NACD this week polled nearly 200 members to better understand how directors and their boards are responding to the coronavirus disease 2019 (COVID-19) pandemic. While the economic, social, and political impacts remain in flux—evidenced in one dimension by the S&P 500 declines and gains of nearly 10 percent last week—corporate boards are in a unique position to help management respond effectively to the short- and long-term implications of the crisis.

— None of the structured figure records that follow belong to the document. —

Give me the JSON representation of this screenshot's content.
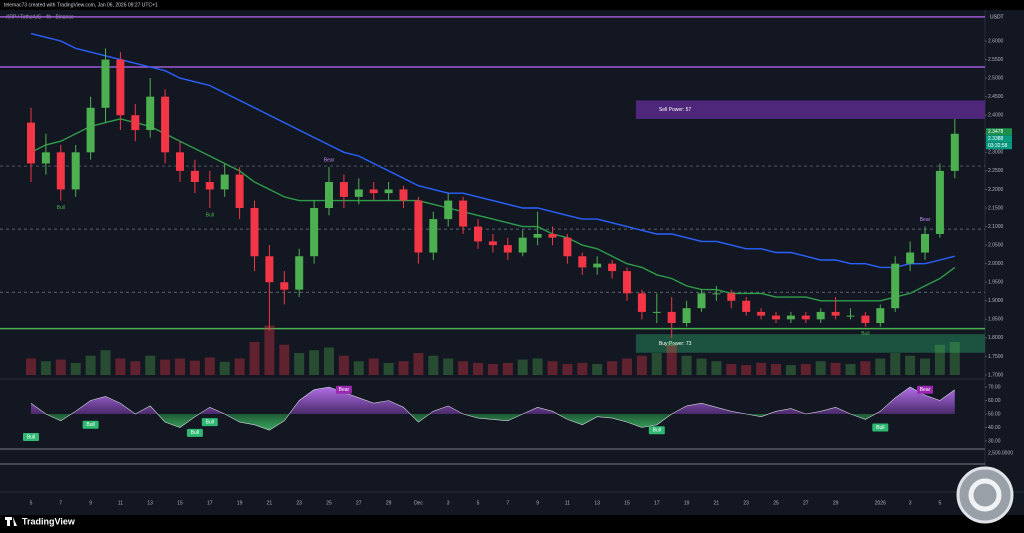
{
  "chart_data": {
    "type": "candlestick",
    "title": "telemac73 created with TradingView.com, Jan 06, 2026 09:27 UTC+1",
    "subtitle": "XRP / TetherUS · 4h · Binance",
    "currency": "USDT",
    "brand": "TradingView",
    "categories": [
      "5",
      null,
      "7",
      null,
      "9",
      null,
      "11",
      null,
      "13",
      null,
      "15",
      null,
      "17",
      null,
      "19",
      null,
      "21",
      null,
      "23",
      null,
      "25",
      null,
      "27",
      null,
      "29",
      null,
      "Dec",
      null,
      "3",
      null,
      "5",
      null,
      "7",
      null,
      "9",
      null,
      "11",
      null,
      "13",
      null,
      "15",
      null,
      "17",
      null,
      "19",
      null,
      "21",
      null,
      "23",
      null,
      "25",
      null,
      "27",
      null,
      "29",
      null,
      null,
      "2026",
      null,
      "3",
      null,
      "5",
      null
    ],
    "open": [
      2.38,
      2.27,
      2.3,
      2.2,
      2.3,
      2.42,
      2.55,
      2.4,
      2.36,
      2.45,
      2.3,
      2.25,
      2.22,
      2.2,
      2.24,
      2.15,
      2.02,
      1.95,
      1.93,
      2.02,
      2.15,
      2.22,
      2.18,
      2.2,
      2.19,
      2.2,
      2.17,
      2.03,
      2.12,
      2.17,
      2.1,
      2.06,
      2.05,
      2.03,
      2.07,
      2.08,
      2.07,
      2.02,
      1.99,
      2.0,
      1.98,
      1.92,
      1.87,
      1.87,
      1.84,
      1.88,
      1.92,
      1.92,
      1.9,
      1.87,
      1.86,
      1.85,
      1.86,
      1.85,
      1.87,
      1.86,
      1.86,
      1.84,
      1.88,
      2.0,
      2.03,
      2.08,
      2.25
    ],
    "high": [
      2.42,
      2.35,
      2.32,
      2.32,
      2.45,
      2.58,
      2.57,
      2.43,
      2.5,
      2.47,
      2.33,
      2.28,
      2.25,
      2.27,
      2.26,
      2.17,
      2.05,
      1.98,
      2.04,
      2.17,
      2.26,
      2.24,
      2.23,
      2.22,
      2.22,
      2.21,
      2.18,
      2.14,
      2.19,
      2.18,
      2.12,
      2.08,
      2.07,
      2.09,
      2.14,
      2.1,
      2.08,
      2.03,
      2.02,
      2.01,
      1.99,
      1.93,
      1.92,
      1.91,
      1.9,
      1.93,
      1.94,
      1.93,
      1.91,
      1.88,
      1.87,
      1.87,
      1.87,
      1.88,
      1.91,
      1.88,
      1.87,
      1.89,
      2.02,
      2.06,
      2.1,
      2.27,
      2.39
    ],
    "low": [
      2.22,
      2.24,
      2.17,
      2.18,
      2.28,
      2.38,
      2.36,
      2.33,
      2.34,
      2.27,
      2.22,
      2.19,
      2.15,
      2.18,
      2.12,
      1.98,
      1.82,
      1.89,
      1.91,
      2.0,
      2.13,
      2.15,
      2.16,
      2.17,
      2.17,
      2.15,
      2.0,
      2.01,
      2.1,
      2.08,
      2.04,
      2.03,
      2.01,
      2.02,
      2.05,
      2.05,
      2.0,
      1.97,
      1.97,
      1.96,
      1.9,
      1.85,
      1.84,
      1.8,
      1.83,
      1.87,
      1.9,
      1.88,
      1.86,
      1.85,
      1.84,
      1.84,
      1.84,
      1.84,
      1.85,
      1.85,
      1.83,
      1.83,
      1.87,
      1.98,
      2.01,
      2.07,
      2.23
    ],
    "close": [
      2.27,
      2.3,
      2.2,
      2.3,
      2.42,
      2.55,
      2.4,
      2.36,
      2.45,
      2.3,
      2.25,
      2.22,
      2.2,
      2.24,
      2.15,
      2.02,
      1.95,
      1.93,
      2.02,
      2.15,
      2.22,
      2.18,
      2.2,
      2.19,
      2.2,
      2.17,
      2.03,
      2.12,
      2.17,
      2.1,
      2.06,
      2.05,
      2.03,
      2.07,
      2.08,
      2.07,
      2.02,
      1.99,
      2.0,
      1.98,
      1.92,
      1.87,
      1.87,
      1.84,
      1.88,
      1.92,
      1.92,
      1.9,
      1.87,
      1.86,
      1.85,
      1.86,
      1.85,
      1.87,
      1.86,
      1.86,
      1.84,
      1.88,
      2.0,
      2.03,
      2.08,
      2.25,
      2.35
    ],
    "up_color": "#4caf50",
    "down_color": "#f23645",
    "lines": [
      {
        "color": "#2962ff",
        "values": [
          2.62,
          2.61,
          2.6,
          2.58,
          2.57,
          2.56,
          2.55,
          2.54,
          2.53,
          2.52,
          2.5,
          2.49,
          2.48,
          2.46,
          2.44,
          2.42,
          2.4,
          2.38,
          2.36,
          2.34,
          2.32,
          2.3,
          2.29,
          2.27,
          2.25,
          2.23,
          2.21,
          2.2,
          2.19,
          2.19,
          2.18,
          2.17,
          2.16,
          2.15,
          2.15,
          2.14,
          2.13,
          2.12,
          2.12,
          2.11,
          2.1,
          2.09,
          2.08,
          2.08,
          2.07,
          2.06,
          2.06,
          2.05,
          2.04,
          2.04,
          2.03,
          2.03,
          2.02,
          2.01,
          2.01,
          2.0,
          2.0,
          1.99,
          1.99,
          2.0,
          2.0,
          2.01,
          2.02
        ]
      },
      {
        "color": "#2e9d4a",
        "values": [
          2.3,
          2.32,
          2.33,
          2.35,
          2.37,
          2.38,
          2.39,
          2.38,
          2.37,
          2.35,
          2.33,
          2.31,
          2.29,
          2.27,
          2.25,
          2.22,
          2.2,
          2.18,
          2.17,
          2.17,
          2.17,
          2.17,
          2.17,
          2.17,
          2.17,
          2.17,
          2.17,
          2.16,
          2.15,
          2.14,
          2.13,
          2.12,
          2.11,
          2.1,
          2.1,
          2.08,
          2.07,
          2.05,
          2.04,
          2.02,
          2.0,
          1.99,
          1.97,
          1.96,
          1.94,
          1.93,
          1.93,
          1.92,
          1.92,
          1.92,
          1.91,
          1.91,
          1.91,
          1.9,
          1.9,
          1.9,
          1.9,
          1.9,
          1.91,
          1.92,
          1.94,
          1.96,
          1.99
        ]
      }
    ],
    "levels": [
      {
        "value": 2.665,
        "color": "#9c5bd6",
        "dashed": false
      },
      {
        "value": 2.53,
        "color": "#9c5bd6",
        "dashed": false
      },
      {
        "value": 2.263,
        "color": "#787b86",
        "dashed": true
      },
      {
        "value": 2.093,
        "color": "#787b86",
        "dashed": true
      },
      {
        "value": 1.923,
        "color": "#787b86",
        "dashed": true
      },
      {
        "value": 1.825,
        "color": "#4caf50",
        "dashed": false
      }
    ],
    "zones": [
      {
        "text": "Sell Power: 57",
        "from": 2.39,
        "to": 2.44,
        "start": 41,
        "color": "#5b2a8a"
      },
      {
        "text": "Buy Power: 73",
        "from": 1.76,
        "to": 1.81,
        "start": 41,
        "color": "#1f5e45"
      }
    ],
    "annotations": [
      {
        "text": "Bull",
        "x": 2,
        "y": 2.17
      },
      {
        "text": "Bull",
        "x": 12,
        "y": 2.15
      },
      {
        "text": "Bear",
        "x": 20,
        "y": 2.26
      },
      {
        "text": "Bull",
        "x": 43,
        "y": 1.8
      },
      {
        "text": "Bull",
        "x": 56,
        "y": 1.83
      },
      {
        "text": "Bear",
        "x": 60,
        "y": 2.1
      }
    ],
    "price_labels": [
      "2.3478",
      "2.3388",
      "03:32:58"
    ],
    "ylim": [
      1.7,
      2.6
    ],
    "yticks": [
      {
        "value": 2.6,
        "label": "2.6000"
      },
      {
        "value": 2.55,
        "label": "2.5500"
      },
      {
        "value": 2.5,
        "label": "2.5000"
      },
      {
        "value": 2.45,
        "label": "2.4500"
      },
      {
        "value": 2.4,
        "label": "2.4000"
      },
      {
        "value": 2.35,
        "label": "2.3500"
      },
      {
        "value": 2.3,
        "label": "2.3000"
      },
      {
        "value": 2.25,
        "label": "2.2500"
      },
      {
        "value": 2.2,
        "label": "2.2000"
      },
      {
        "value": 2.15,
        "label": "2.1500"
      },
      {
        "value": 2.1,
        "label": "2.1000"
      },
      {
        "value": 2.05,
        "label": "2.0500"
      },
      {
        "value": 2.0,
        "label": "2.0000"
      },
      {
        "value": 1.95,
        "label": "1.9500"
      },
      {
        "value": 1.9,
        "label": "1.9000"
      },
      {
        "value": 1.85,
        "label": "1.8500"
      },
      {
        "value": 1.8,
        "label": "1.8000"
      },
      {
        "value": 1.75,
        "label": "1.7500"
      },
      {
        "value": 1.7,
        "label": "1.7000"
      }
    ],
    "volume": [
      30,
      25,
      28,
      22,
      35,
      45,
      30,
      25,
      35,
      28,
      30,
      26,
      32,
      24,
      30,
      60,
      90,
      55,
      40,
      45,
      50,
      35,
      25,
      30,
      22,
      25,
      40,
      35,
      30,
      25,
      22,
      20,
      22,
      28,
      30,
      25,
      20,
      22,
      20,
      25,
      30,
      35,
      40,
      55,
      35,
      30,
      25,
      20,
      18,
      22,
      20,
      18,
      20,
      25,
      22,
      20,
      25,
      30,
      40,
      35,
      30,
      55,
      60
    ],
    "vlim": [
      0,
      100
    ],
    "oscillator": [
      58,
      50,
      45,
      52,
      60,
      63,
      58,
      50,
      56,
      44,
      40,
      48,
      55,
      50,
      44,
      42,
      38,
      45,
      60,
      68,
      70,
      66,
      62,
      58,
      60,
      55,
      44,
      52,
      56,
      50,
      47,
      46,
      45,
      50,
      55,
      52,
      46,
      42,
      48,
      47,
      44,
      40,
      42,
      50,
      56,
      58,
      55,
      52,
      50,
      48,
      52,
      54,
      50,
      52,
      55,
      50,
      46,
      52,
      62,
      70,
      64,
      60,
      68
    ],
    "osc_lim": [
      30,
      70
    ],
    "osc_ticks": [
      {
        "value": 70,
        "label": "70.00"
      },
      {
        "value": 60,
        "label": "60.00"
      },
      {
        "value": 50,
        "label": "50.00"
      },
      {
        "value": 40,
        "label": "40.00"
      },
      {
        "value": 30,
        "label": "30.00"
      }
    ],
    "osc_annotations": [
      {
        "text": "Bull",
        "x": 0,
        "y": 33
      },
      {
        "text": "Bull",
        "x": 4,
        "y": 42
      },
      {
        "text": "Bull",
        "x": 11,
        "y": 36
      },
      {
        "text": "Bull",
        "x": 12,
        "y": 44
      },
      {
        "text": "Bear",
        "x": 21,
        "y": 68
      },
      {
        "text": "Bull",
        "x": 42,
        "y": 38
      },
      {
        "text": "Bull",
        "x": 57,
        "y": 40
      },
      {
        "text": "Bear",
        "x": 60,
        "y": 68
      }
    ],
    "lower_pane_label": "2,500.0000"
  }
}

Director responses to the pulse survey reflect the early actions boards are taking to combat the crisis, and their responses may have shifted in the time since. NACD’s Resource Center: Responding to the COVID-19 Crisis can help directors govern more effectively through these uncertain times. And NACD’s March 2020 poll reveals how boards have been doing so in real-time over the last week.

Many anticipate a short-term business impact.

As of March 16, about a third of S&P 500 companies had disclosed COVID-19 in their risk factors (30%) and earnings calls (33%), according to MyLogIQ, a public company disclosure information aggregator. Numbers are similar for the Russell 3000, where risk-factor mentions jumped from 29 percent to 39 percent between March 12 and 16, per MyLogIQ. In the NACD poll, most directors saw the largest likely disruption in the demand for their products (28%) followed by employee productivity (19%), and impacts to their supply chain (16%) and the capital markets (14%).